Even in wartime, St. Nicholas continued to do his rounds. In December 1914, anyone who had enough money was still able to get hold of tasty treats. Bakers were inspired by the circumstances: Zeppelins, bombs and shells made of chocolate were on show in their display windows.
On the other hand, the festive holiday was already suffering from shortages in 1914. More and more families were experiencing hard times. In Antwerp, the Red Cross had to postpone the festivities until there were enough donations to give all the needy children a gift.
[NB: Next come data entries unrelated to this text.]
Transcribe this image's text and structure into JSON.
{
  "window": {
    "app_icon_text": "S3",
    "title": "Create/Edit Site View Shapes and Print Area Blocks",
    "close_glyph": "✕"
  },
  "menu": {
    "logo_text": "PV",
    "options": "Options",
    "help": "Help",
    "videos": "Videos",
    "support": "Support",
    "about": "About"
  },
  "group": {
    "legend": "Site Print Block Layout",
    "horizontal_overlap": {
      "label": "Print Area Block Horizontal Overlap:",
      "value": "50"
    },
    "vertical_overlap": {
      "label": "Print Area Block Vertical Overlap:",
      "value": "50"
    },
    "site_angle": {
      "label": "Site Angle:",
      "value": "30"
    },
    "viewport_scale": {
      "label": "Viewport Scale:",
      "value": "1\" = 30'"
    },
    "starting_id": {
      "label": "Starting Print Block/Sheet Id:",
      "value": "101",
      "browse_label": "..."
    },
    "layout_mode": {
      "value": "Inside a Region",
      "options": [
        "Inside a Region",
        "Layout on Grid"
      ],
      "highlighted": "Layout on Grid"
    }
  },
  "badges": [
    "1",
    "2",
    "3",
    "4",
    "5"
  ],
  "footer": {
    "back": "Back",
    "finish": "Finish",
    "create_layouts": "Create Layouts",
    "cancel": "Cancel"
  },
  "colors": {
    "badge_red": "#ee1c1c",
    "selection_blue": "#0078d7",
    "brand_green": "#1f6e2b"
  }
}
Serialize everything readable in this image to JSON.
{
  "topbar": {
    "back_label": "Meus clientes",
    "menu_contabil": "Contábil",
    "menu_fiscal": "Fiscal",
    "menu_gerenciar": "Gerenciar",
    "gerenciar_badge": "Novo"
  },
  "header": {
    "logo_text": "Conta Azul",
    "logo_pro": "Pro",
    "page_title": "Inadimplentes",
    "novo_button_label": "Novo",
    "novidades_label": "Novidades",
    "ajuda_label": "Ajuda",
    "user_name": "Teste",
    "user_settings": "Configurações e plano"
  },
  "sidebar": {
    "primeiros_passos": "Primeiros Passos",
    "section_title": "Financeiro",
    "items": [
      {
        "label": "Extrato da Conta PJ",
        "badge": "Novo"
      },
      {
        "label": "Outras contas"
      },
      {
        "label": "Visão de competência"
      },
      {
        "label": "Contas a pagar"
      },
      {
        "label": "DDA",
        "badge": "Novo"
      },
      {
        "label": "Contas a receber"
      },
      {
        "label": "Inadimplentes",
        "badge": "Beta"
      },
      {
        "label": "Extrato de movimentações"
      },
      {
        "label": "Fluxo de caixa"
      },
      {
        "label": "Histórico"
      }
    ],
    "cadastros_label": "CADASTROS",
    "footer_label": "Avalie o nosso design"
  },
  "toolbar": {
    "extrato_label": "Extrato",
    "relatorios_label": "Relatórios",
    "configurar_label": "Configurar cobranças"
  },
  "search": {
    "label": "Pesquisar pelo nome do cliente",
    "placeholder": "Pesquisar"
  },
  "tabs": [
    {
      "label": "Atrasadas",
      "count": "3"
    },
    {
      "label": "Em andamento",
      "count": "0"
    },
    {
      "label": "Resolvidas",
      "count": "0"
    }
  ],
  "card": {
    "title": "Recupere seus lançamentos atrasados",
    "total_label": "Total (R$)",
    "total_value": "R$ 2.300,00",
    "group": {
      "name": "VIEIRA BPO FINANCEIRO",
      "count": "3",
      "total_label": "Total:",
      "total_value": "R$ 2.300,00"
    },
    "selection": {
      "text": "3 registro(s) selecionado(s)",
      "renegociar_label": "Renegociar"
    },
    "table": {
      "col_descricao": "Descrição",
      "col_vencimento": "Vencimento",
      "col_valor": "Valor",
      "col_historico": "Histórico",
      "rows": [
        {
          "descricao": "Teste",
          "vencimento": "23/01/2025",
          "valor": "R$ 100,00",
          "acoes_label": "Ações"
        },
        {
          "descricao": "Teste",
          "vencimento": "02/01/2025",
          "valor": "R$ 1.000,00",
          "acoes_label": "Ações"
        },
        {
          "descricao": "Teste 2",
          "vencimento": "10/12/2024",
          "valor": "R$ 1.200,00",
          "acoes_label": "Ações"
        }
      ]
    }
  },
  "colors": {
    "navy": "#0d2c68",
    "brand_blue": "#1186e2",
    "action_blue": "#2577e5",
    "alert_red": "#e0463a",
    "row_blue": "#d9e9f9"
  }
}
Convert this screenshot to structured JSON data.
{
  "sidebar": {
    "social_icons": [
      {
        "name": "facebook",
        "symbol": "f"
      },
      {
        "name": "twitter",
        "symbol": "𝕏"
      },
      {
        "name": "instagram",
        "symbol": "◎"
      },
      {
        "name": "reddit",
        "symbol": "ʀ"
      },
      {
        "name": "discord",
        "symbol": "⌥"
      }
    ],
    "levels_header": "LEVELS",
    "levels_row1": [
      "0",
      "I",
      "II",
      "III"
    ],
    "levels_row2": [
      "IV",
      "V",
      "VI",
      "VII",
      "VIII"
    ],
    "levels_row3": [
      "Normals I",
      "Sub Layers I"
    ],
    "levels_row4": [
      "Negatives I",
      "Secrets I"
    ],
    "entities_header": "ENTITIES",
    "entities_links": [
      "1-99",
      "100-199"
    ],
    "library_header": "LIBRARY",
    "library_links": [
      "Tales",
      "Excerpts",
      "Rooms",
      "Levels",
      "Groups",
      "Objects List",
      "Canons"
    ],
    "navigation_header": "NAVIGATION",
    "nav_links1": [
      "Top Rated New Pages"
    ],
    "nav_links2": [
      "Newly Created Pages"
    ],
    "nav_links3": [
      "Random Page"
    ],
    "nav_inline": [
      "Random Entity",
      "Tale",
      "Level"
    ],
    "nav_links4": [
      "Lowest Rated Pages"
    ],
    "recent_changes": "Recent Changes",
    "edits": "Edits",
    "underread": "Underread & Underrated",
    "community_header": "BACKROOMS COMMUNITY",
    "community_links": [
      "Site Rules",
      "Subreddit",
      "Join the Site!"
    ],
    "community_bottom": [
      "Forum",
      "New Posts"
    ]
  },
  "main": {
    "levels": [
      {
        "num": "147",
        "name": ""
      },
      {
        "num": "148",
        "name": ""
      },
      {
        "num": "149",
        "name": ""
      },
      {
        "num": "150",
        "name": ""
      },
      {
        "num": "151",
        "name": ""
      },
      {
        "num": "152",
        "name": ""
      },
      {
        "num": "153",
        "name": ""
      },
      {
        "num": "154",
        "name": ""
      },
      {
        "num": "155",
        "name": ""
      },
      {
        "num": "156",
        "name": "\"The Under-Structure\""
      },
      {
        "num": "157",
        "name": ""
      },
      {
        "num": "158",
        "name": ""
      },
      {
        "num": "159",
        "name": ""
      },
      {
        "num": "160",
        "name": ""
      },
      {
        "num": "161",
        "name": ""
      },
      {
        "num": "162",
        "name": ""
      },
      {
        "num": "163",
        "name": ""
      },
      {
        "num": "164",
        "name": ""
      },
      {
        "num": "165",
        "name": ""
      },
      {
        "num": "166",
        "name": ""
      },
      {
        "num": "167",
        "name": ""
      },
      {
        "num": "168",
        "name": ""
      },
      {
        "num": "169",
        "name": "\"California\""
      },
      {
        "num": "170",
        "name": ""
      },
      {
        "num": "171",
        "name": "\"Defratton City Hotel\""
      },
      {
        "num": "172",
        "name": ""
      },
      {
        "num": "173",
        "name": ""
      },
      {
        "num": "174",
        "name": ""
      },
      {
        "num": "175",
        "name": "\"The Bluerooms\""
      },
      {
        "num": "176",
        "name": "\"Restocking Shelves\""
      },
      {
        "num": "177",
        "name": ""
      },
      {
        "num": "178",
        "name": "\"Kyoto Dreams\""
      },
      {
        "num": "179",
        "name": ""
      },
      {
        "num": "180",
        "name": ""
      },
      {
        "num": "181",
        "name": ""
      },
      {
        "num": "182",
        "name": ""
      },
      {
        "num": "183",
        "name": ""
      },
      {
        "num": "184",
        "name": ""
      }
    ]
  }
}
As the war progressed, the shortages affected everyone. St. Nicholas became less generous. In December 1916, a poem in the newspaper ‘Free Belgium’ typified the situation: shoes have been replaced by clogs and people are already satisfied with a slice of white bread rather than a book to read or a cake to eat.
St. Nicholas abroad
In 1914, hundreds of thousands of Belgians fled abroad. The children who ended up in the Netherlands were able to join in the local Sinterklaas celebrations, which were much the same as in Belgium. In Breda, thousands of Dutch and Belgian children saw how St. Nicholas arrived by ship in 1914. The customary cannon shots to welcome him were omitted so that the Belgian children were not reminded of the war. Local aid committees did their very best to give the children a wonderful festive holiday.
In Great Britain, there was no tradition of Sinterklaas. Nevertheless, St. Nicholas did visit there too. Refugee organisations organised Sinterklaas festivities for the Belgian children.